Ra’nın torunu, yani oğlu olan Şu’nun dünyaya getirdiği oğlu Geb tahta çıktıktan sonra bulunduğu sarayından Lat-Nebes kentini ziyaret etmek için yola çıkmıştır. Şu isyancıların baskısına yenik düşünce tıpkı babası Ra gibi göğe doğru yükselmiştir. Geb gideceği yere vardığında oradakilere burada olan her şeyi detayı ile anlatmasını emretmiştir. Dedesine yani tanrı Ra’ya karşı yapılan ayaklanma ve isyanın detayını aynı zamanda babası Şu’nun, Apophis’in çocuklarına karşı kazanmış olduğu zaferden bahsedilmesini istemiştir. Orada bulunan tanrılar Şu’nun kahramanlıklarını anlatırken onun kafasına anlamı şaha kalkmış kobra olan Uraeus’u giydiğini anlatmışlardır. Rivayetlerine göre Uraeus’u bir sandığa koyup ağzını da hiç açılmamak üzere sıkıca mühürleyip Pi-yaret’e doğru saklanması için göndermiştir. Geb bunu öğrendikten sonra bir an olsun vakit kaybetmeden yola koyulmuştur. Yanına destekçilerini de alarak kobranın peşine düşmüştür. Amacı kobrayı bulup bir an önce başına takmaktır.

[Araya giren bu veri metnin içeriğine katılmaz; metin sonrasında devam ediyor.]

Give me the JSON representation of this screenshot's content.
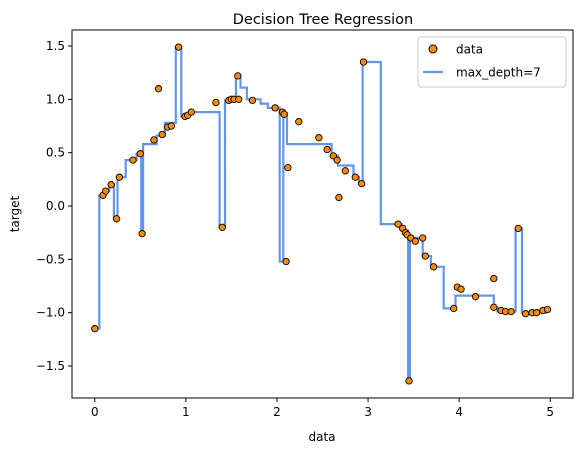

Geb ve yanında ki yoldaşları kısa sürede sandığın nerede olabileceğini buldular. Kutsal olan kral eğilip sandığın ağzını araladı. Sandığın ağzı aralandığı anda Uraeus krala doğru dev bir alev soludu. Kralın yanında ki yoldaşları orada acı içerisinde öldüler. Kral hayatta kalmayı başarmıştı ancak başında büyük bir yanık oluştuğu için acı içindeydi. Acılar içerisinde olan kral Geb yardım istemek için Henu-Plants’a gitmiştir. Ancak gittiği ile kalmış çünkü hiçbir şey bulamamıştır. Daha sonrasında onu destekleyenlerden birine tanrı Ra’nın güç ve kuvvet ile büyülenmiş olan peruğunu getirmesini emretmiştir. Böylelikle onu kafasına taktığı anda içinde ki büyü etkisini gösterecek ve başında ki yaralar iyileşmeye başlayacaktır. Peruğu bulup Geb’e getirmişlerdir. Kafasına taktığı anda büyü etkisini göstermiş ve beklenildiği gibi Geb’in acıları son bulmuş ve yarası iyileşmiştir. Ancak başına taktığı peruk bir süre sonra Sobek isimli bir timsaha dönüşmüştür.

Osiris’in Kral Oluşu

İyice dinlenip iyileştikten sonra Geb, Dedesi Ra ve babası Şu gibi, Asyalı olan isyancıların karşısına geçmiş ve onlarla savaşmıştır. Mısır’a döndüğünde yanında birçok esir götürmüştür . Hükümdar olmasına ve başarı sahibi olmasına rağmen Osiris’in gözlerine baktığında Mısır’ı oldukça iyi yönetebileceğini düşünmüştür. Ra ve Şu’nun daha öncesinde yapmış olduğu gibi tahttan çekilme kararını almış ve bu kararını paylaşmıştır. Böylelikle Osiris Kral olmuştur. Tanrılar saltanatında yeni bir dönemim başlangıcını temsil etmektedir bu olay.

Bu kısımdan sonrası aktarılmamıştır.